Herkes bu okumaya katılmıyor. Mahkemenin beşinci yargıcı olan Güney Afrikalı Dire Tladi de kendi açıklamalarını yaptı ve kararın İsrail Devleti'ne “Refah'taki saldırısını durdurması” yönünde “açık ifadelerle” emir verdiğini vurguladı. Dün yine Netanyahu'dan ateşkes talep eden onlarca ülke de aynı görüşte. Bunların arasında, Dışişleri Bakanı José Manuel Albares aracılığıyla Tel Aviv'e “Gazzelilerin çektiği acıların ve şiddetin sona ermesi gerektiğini” ve Lahey'den gelen emirlerin “zorunlu” olduğunu ileten İspanya da var. İsrail, kararlarını uygulama olanağından da yoksun olan bu dairenin yetkisini tanımıyor.

Savunma Kuvvetleri Refah'tan çıkışı kabul etmeye istekli görünmüyor. Dört Hamas taburu gizlenmiş ve yüzlerce tünel sağlam durumda. Genelkurmay, bölgenin kontrolü olmadan “teröristlerin” kontrolüne sahip olamayacağını ve ayrıca gelecekte silah kaçakçılığını önlemek için Mısır sınırında kendi otoritesini kurmak istediğini doğruluyor. Ancak yıkıcı saldırısını kontrol altına aldığı doğrudur. Dünkü saldırıda daha düşük güce sahip ağır mühimmat kullanılmış, topçu ve havacılık bunların yoğunluğunu azaltmış ve nüfusun yoğun olduğu bölgelere girilmemiştir.

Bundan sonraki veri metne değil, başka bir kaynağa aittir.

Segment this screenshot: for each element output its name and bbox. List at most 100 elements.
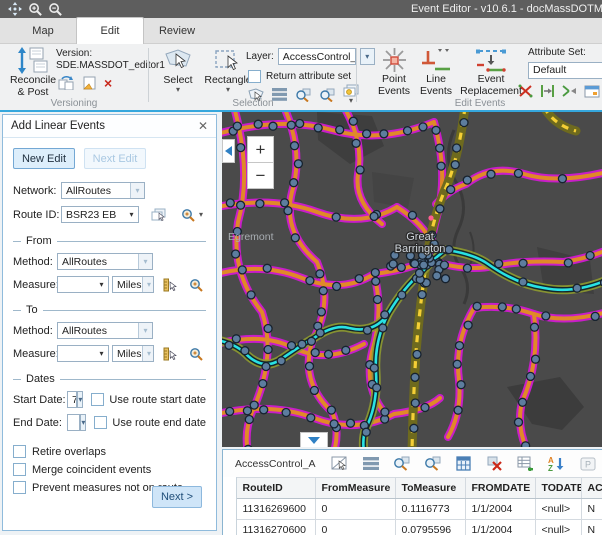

ABD zaten Refah'ın cesetlerle dolu olmasını istemediğini ve belki de bu yüzden taburların kan ve ateşle girmediğini uyarmıştı. Bu haftanın sonunda Brezilya'nın sınıra yakın mahallelerini kuşattılar ve gittikleri en uzak yer Al-Shaboura kampı oldu. Gerçek sınav önümüzdeki günlerde, çadırların çoğu kurulmuş olmasına rağmen sürekli duman kokan yoğun nüfuslu merkez Refah'ın kalbiyle yüz yüze geldiklerinde gelecek. En az bir milyon mülteci gözlerinde korku ve teslimiyetle oradan ayrıldı.